One small example of California’s leadership and influence is the plastic bag ban, which originated in San Jose, spread to California, and then beyond. You can read about that in the Rolling Stone article Gail shared! Among the most interesting facts in this article, is the revelation that the non-profit Keep America Beautiful was started by the plastics industry, in order to shift blame for pollution to the consumer. It’s also helpful to see this detailed accounting of what happens to our used plastic. Most goes to landfill. Tragically, what is meticulously sorted into a recycling bin by an American or European often ends up polluting the once-pristine rural landscapes of developing countries in Asia. Now that China has stopped accepting our plastic, much is incinerated, sending toxic smoke into our atmosphere. The plastics industry is causing $13 billion in damage to the ocean each year (if you can put a dollar amount on that) according to the United Nations.

These are all considerations we must keep in our consciousness as there is a new campaign fueled by the plastics industry to leverage the COVID-19 crisis to lift the plastic bag ban. This despite the fact that a study published recently in the New England Journal of Medicine found that the novel coronavirus is most stable on plastic surfaces.

This article describes some of the more insidious ways that this crisis is being turned for profit, and helps explain why ANF has decided to not to ban reusable shopping bags!

On the local front, all of the staff at Save Our Shores are working reduced hours.
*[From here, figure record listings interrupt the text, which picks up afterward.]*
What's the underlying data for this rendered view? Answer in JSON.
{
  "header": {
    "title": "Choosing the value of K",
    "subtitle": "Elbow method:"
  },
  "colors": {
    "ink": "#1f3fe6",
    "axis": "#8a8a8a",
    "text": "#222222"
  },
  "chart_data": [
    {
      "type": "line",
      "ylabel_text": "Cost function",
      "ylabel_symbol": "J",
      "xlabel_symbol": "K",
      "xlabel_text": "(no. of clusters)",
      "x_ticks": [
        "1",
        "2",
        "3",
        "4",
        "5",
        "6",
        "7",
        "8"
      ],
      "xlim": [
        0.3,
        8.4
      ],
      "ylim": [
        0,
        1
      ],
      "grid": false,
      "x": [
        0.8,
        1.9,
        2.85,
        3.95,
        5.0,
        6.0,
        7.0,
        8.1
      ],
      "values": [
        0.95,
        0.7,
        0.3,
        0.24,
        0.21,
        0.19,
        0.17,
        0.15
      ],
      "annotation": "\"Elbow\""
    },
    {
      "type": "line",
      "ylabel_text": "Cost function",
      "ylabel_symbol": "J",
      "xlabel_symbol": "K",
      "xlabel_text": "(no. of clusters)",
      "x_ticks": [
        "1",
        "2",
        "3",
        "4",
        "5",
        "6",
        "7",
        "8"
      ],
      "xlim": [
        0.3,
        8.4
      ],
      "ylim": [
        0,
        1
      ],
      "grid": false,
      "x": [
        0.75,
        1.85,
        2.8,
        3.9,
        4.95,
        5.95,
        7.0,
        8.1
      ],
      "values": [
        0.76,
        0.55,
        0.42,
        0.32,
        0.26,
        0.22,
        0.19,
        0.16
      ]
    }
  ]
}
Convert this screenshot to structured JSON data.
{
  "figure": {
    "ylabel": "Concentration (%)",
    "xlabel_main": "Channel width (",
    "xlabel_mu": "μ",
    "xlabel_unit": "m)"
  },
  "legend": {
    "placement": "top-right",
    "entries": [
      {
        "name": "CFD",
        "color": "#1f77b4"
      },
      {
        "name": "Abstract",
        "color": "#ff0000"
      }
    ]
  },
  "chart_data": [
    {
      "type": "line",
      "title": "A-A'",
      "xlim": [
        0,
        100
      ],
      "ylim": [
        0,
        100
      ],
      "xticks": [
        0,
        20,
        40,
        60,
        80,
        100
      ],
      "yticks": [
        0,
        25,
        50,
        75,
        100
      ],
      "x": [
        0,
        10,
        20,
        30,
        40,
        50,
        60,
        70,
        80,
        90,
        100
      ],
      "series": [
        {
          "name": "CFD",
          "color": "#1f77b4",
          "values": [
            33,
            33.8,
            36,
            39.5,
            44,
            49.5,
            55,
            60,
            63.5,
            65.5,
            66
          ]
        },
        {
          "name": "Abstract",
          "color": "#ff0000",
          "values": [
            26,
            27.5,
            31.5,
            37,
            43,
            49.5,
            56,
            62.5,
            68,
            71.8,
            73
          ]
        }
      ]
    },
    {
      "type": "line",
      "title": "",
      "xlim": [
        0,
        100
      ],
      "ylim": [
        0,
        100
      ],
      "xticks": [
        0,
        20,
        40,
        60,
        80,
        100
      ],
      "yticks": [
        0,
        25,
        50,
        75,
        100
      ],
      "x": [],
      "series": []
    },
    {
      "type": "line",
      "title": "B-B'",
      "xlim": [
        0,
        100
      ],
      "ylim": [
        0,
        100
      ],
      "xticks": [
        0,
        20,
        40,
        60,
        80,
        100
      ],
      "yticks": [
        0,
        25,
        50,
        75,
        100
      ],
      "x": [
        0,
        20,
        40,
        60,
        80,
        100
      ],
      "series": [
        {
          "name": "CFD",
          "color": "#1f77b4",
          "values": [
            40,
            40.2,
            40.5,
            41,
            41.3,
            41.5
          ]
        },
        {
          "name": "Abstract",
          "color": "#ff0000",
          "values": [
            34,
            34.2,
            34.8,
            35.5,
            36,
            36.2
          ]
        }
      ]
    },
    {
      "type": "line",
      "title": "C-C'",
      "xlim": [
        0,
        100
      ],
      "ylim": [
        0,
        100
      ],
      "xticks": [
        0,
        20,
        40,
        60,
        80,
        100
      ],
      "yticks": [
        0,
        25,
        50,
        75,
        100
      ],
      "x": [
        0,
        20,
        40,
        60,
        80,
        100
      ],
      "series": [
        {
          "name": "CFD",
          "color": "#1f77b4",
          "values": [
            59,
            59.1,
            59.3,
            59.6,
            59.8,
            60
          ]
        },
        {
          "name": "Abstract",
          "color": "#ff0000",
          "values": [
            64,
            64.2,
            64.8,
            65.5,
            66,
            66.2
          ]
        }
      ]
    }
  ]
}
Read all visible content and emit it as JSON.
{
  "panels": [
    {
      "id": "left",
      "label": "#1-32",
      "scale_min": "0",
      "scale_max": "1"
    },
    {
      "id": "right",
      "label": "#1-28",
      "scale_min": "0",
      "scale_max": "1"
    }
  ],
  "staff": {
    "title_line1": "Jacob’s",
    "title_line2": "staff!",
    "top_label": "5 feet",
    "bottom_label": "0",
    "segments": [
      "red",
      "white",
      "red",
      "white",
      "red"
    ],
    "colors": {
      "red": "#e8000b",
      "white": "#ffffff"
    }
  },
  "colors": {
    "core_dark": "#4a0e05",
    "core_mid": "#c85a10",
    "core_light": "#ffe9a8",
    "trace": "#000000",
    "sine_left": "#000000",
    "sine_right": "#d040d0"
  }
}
In order to stretch their limited financial reserves as far as possible in order to navigate this crisis and be ready to return to full capacity when the situation improves.

What can you do?

Consider donating to Save Our Shores! Even a modest amount is helpful. While the COVID-19 pandemic is raging amongst our human population and we must do everything to keep ourselves safe, the plastic pandemic is still raging against our Mother Earth. If we destroy her in the process of saving ourselves, then we still destroy ourselves.
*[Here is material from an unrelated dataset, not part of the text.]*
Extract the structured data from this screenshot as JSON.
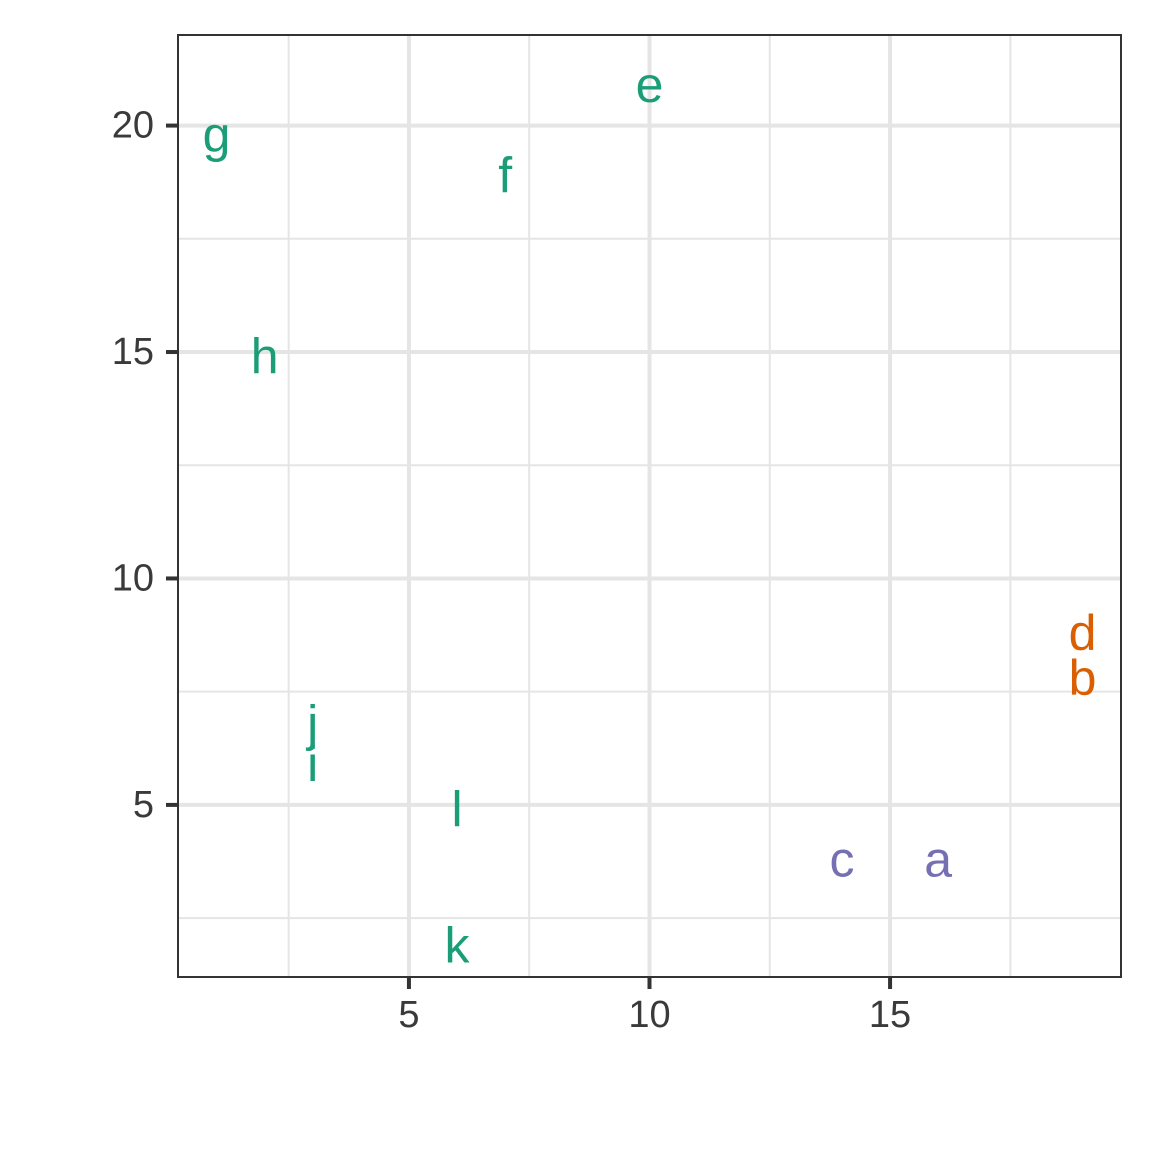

Be mindful of your consumption. It can be discouraging in the latest conditions, to keep attempting sustainability, but here are some things you can do!:

  1. Use a compostable bag (available in our produce and bulk areas) to transport your goods home. Then, make sure to transfer them into your own container for safer storage. Compost the compostable bag.

  2. Buy products packaged in aluminum or glass where available. If buying bulk liquids, buy a glass container along with them (or you can still reuse your own for bulk soaps!).

  3. Don’t buy things you don’t need. We know it’s scary to imagine a time of scarcity, but we don’t want to imagine all those goods going to waste when the current crisis has passed either!

  4. Keep using your reusable shopping bags and pack your own bags at the register.

  5. If you take a paper bag, make sure to re-use it as much as possible, and then use it for your compost!

Attend the Digital Climate Summit on April 22!

Help spread awareness by talking to the people you’re quarantined with, the people you talk to on the phone or video chat, and those in your social media networks!

Thank you for supporting ANF and S.O.S. We would love to hear more of your ideas about how to keep looking out for the planet in these troubled times!